Una ampolla.

Por Negrevernis
Me acordaba de mi amiga Laura, cuando viví con ella. Cuando preparaba ella la comida se preparaba como para entrar en lucha con la sartén y se me parecía a mí hidalgo con lanza en astillero y adarga antigua, pues se envolvía mano y muñeca izquierdas con un trapo, mientras con la derecha levantaba la tapa de la sartén para remover lo que allí salpicara o humeara en aceite caliente. Siempre me decía: Negre, que no quiero quemarme.
Me acordaba de mi amiga Laura ayer cuando en buena lid me enfrentaba con la sartén y media docena de chisporroteantes muslos de pollo, tostaditos casi y presumiblemente crujientes, ajo, perejil, punto de sal y salsa de tomate casi lista en el fuego superior. Mamáaaa, gritaba Niña Pequeña desde el salón, ¿cuándo comemos?, a falta de media hora calculada para calmar estómagos. La tendencia del aceite caliente, tal vez cansado ya de trajinar con el muslo enharinado, fue escupir, salpicar, arremeter, agredir a la epidermis de uno de mis dedos, poco acostumbrados a la cocina y sus labores -de Él.

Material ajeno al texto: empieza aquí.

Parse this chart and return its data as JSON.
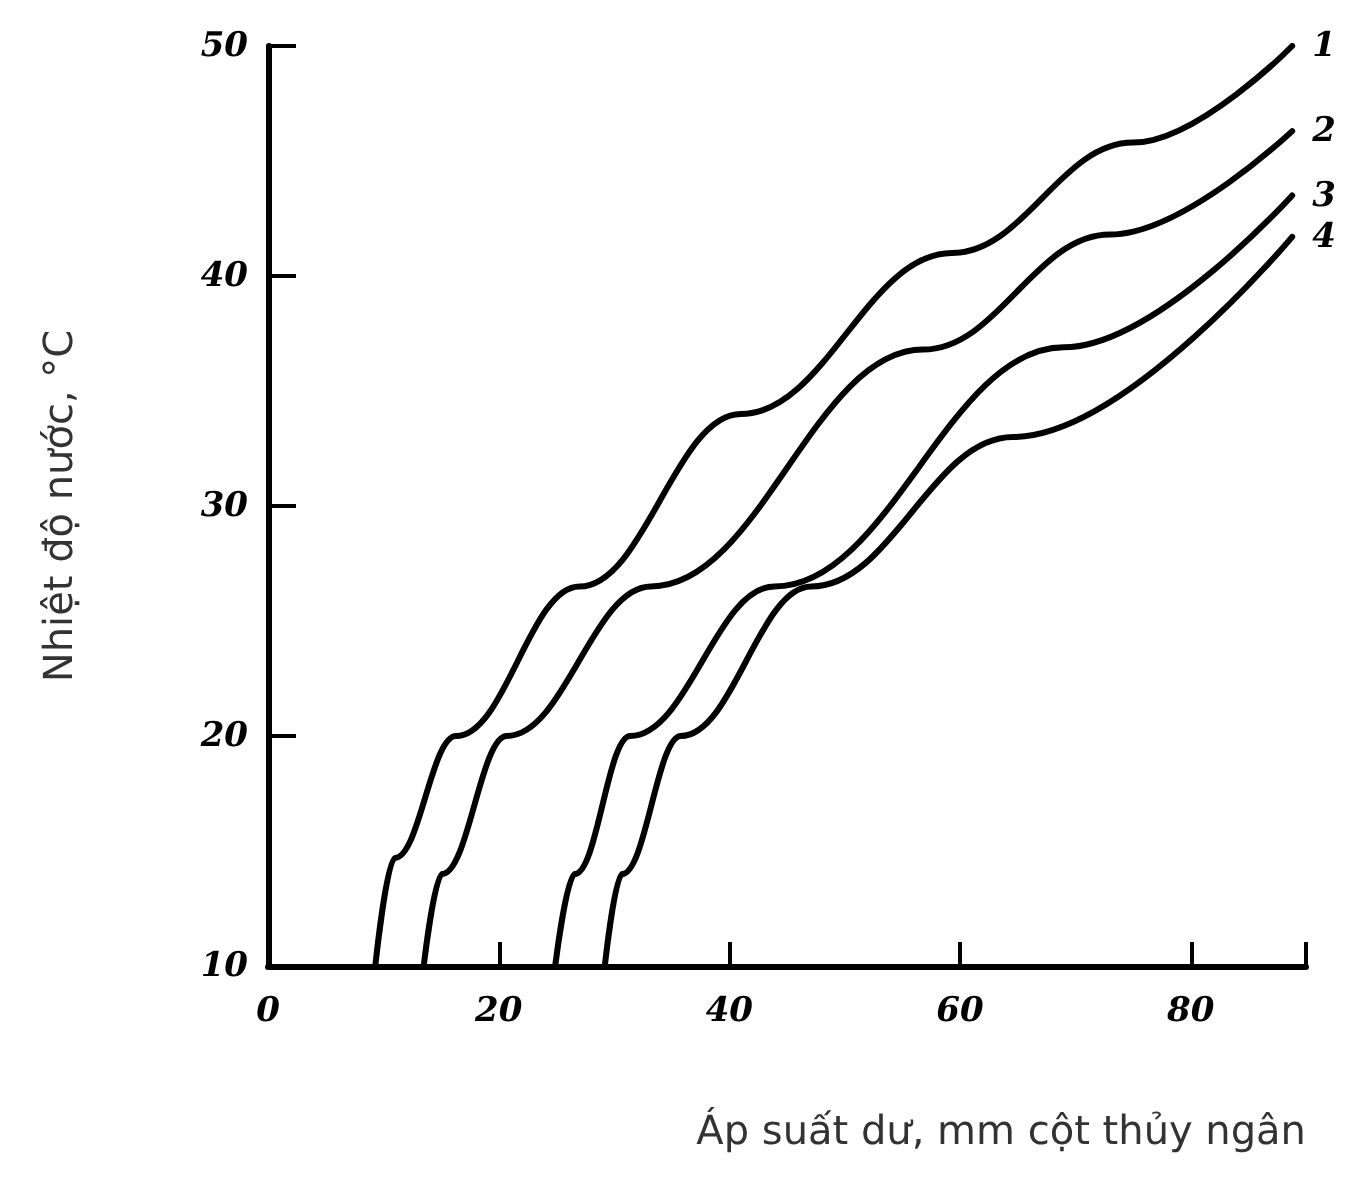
{
  "chart_data": {
    "type": "line",
    "xlabel": "Áp suất dư, mm cột thủy ngân",
    "ylabel": "Nhiệt độ nước, °C",
    "xlim": [
      0,
      90
    ],
    "ylim": [
      10,
      50
    ],
    "xticks": [
      0,
      20,
      40,
      60,
      80,
      {
        "value": 90,
        "label": null
      }
    ],
    "yticks": [
      10,
      20,
      30,
      40,
      50
    ],
    "grid": false,
    "legend": false,
    "marker": "none",
    "line_style": "solid",
    "series": [
      {
        "name": "1",
        "color": "#000000",
        "x": [
          9.3,
          11,
          16.3,
          27,
          41,
          59.3,
          75,
          88.8
        ],
        "values": [
          10,
          14.7,
          20,
          26.5,
          34,
          41,
          45.8,
          50
        ]
      },
      {
        "name": "2",
        "color": "#000000",
        "x": [
          13.5,
          15.1,
          20.7,
          33.2,
          56.8,
          73,
          88.8
        ],
        "values": [
          10,
          14,
          20,
          26.5,
          36.8,
          41.8,
          46.3
        ]
      },
      {
        "name": "3",
        "color": "#000000",
        "x": [
          24.9,
          26.6,
          31.4,
          43.9,
          69,
          88.8
        ],
        "values": [
          10,
          14,
          20,
          26.5,
          36.9,
          43.5
        ]
      },
      {
        "name": "4",
        "color": "#000000",
        "x": [
          29.2,
          30.7,
          35.8,
          47.1,
          64.6,
          88.8
        ],
        "values": [
          10,
          14,
          20,
          26.5,
          33,
          41.7
        ]
      }
    ]
  }
}
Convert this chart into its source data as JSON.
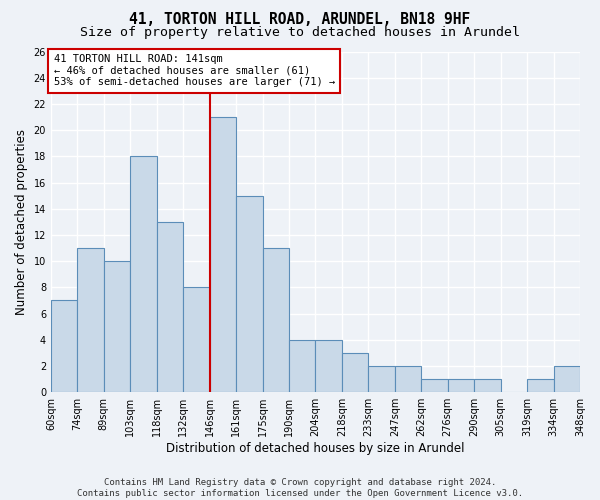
{
  "title": "41, TORTON HILL ROAD, ARUNDEL, BN18 9HF",
  "subtitle": "Size of property relative to detached houses in Arundel",
  "xlabel": "Distribution of detached houses by size in Arundel",
  "ylabel": "Number of detached properties",
  "bar_values": [
    7,
    11,
    10,
    18,
    13,
    8,
    21,
    15,
    11,
    4,
    4,
    3,
    2,
    2,
    1,
    1,
    1,
    0,
    1,
    2
  ],
  "bin_labels": [
    "60sqm",
    "74sqm",
    "89sqm",
    "103sqm",
    "118sqm",
    "132sqm",
    "146sqm",
    "161sqm",
    "175sqm",
    "190sqm",
    "204sqm",
    "218sqm",
    "233sqm",
    "247sqm",
    "262sqm",
    "276sqm",
    "290sqm",
    "305sqm",
    "319sqm",
    "334sqm",
    "348sqm"
  ],
  "bar_color": "#c9d9e8",
  "bar_edge_color": "#5b8db8",
  "vline_bin_index": 5.5,
  "annotation_text": "41 TORTON HILL ROAD: 141sqm\n← 46% of detached houses are smaller (61)\n53% of semi-detached houses are larger (71) →",
  "annotation_box_color": "#ffffff",
  "annotation_box_edge": "#cc0000",
  "vline_color": "#cc0000",
  "footnote": "Contains HM Land Registry data © Crown copyright and database right 2024.\nContains public sector information licensed under the Open Government Licence v3.0.",
  "ylim": [
    0,
    26
  ],
  "yticks": [
    0,
    2,
    4,
    6,
    8,
    10,
    12,
    14,
    16,
    18,
    20,
    22,
    24,
    26
  ],
  "background_color": "#eef2f7",
  "grid_color": "#ffffff",
  "title_fontsize": 10.5,
  "subtitle_fontsize": 9.5,
  "axis_label_fontsize": 8.5,
  "tick_fontsize": 7,
  "footnote_fontsize": 6.5
}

Sabía yo del uso natural de cataplasmas de zanahoria, aceite de lavanda, del árbol del té, de aloe vera, de pasta de harina de maíz y miel, hielo puro y duro, para evitar la infección y el dolor de la ampolla que, presumiblemente, acabaría por elevarse en el dorso de mi dedo anular derecho... Agua fría del grifo y Niña Pequeña, no pasa nada, ¿ves como no hay que estar por la cocina?, preocupada ella por la ¿una pupa, mamá?, incipiente.